Через восемь лет тихим воскресным утром под золотым листопадом я пройду березовой аллеей, как ходила сотню, тысячу раз. Вон на втором этаже, в углу, окно моего кабинета. Сорок шагов, тридцать. Мерно шлепает скакалка по сухому асфальту, и незнакомая мне девчонка ныряет под натянутую дугу, как под одноцветную радугу. «Здравствуйте!» — «Здравствуй». И мимо, мимо. Прибавляю шаг, на ходу смахиваю с лица тонкую паутину. Быстрее, еще быстрее. Как стучит сердце…

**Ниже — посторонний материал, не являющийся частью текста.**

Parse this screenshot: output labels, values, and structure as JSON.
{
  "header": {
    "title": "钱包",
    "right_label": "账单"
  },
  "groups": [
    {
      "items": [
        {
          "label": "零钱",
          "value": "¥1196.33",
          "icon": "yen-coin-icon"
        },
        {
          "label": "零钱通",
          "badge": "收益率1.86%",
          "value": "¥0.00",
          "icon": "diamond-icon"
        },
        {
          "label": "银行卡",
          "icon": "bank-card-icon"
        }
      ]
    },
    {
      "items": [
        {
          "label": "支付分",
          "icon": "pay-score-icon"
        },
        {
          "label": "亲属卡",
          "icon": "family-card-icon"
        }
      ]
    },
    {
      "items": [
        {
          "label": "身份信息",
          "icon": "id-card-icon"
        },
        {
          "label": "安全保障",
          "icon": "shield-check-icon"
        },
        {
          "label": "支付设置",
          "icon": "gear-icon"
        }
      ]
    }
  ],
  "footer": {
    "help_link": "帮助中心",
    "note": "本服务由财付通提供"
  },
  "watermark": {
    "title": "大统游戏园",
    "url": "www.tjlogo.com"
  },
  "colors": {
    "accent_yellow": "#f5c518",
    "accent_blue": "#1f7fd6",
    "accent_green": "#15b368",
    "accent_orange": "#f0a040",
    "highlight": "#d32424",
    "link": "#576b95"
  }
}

За огромными окнами теплого перехода я увидела Александру Петровну. Знакомо хлопнула дверь — она вышла навстречу. Мы обнялись и долго молчали на пороге этого многострадального дома, на пересечении детских дорог, на перекрестке нашей памяти, на перекрестке жизни.
Нельзя дважды войти в одну и ту же реку, но дважды можно ступить на одну и ту же землю, на берег одной и той же реки.
Осенью над Енисеем нависают низкие тучи, и река катит холодные воды мимо опустевших лесов, мимо диких, мрачных скал. На север, на север.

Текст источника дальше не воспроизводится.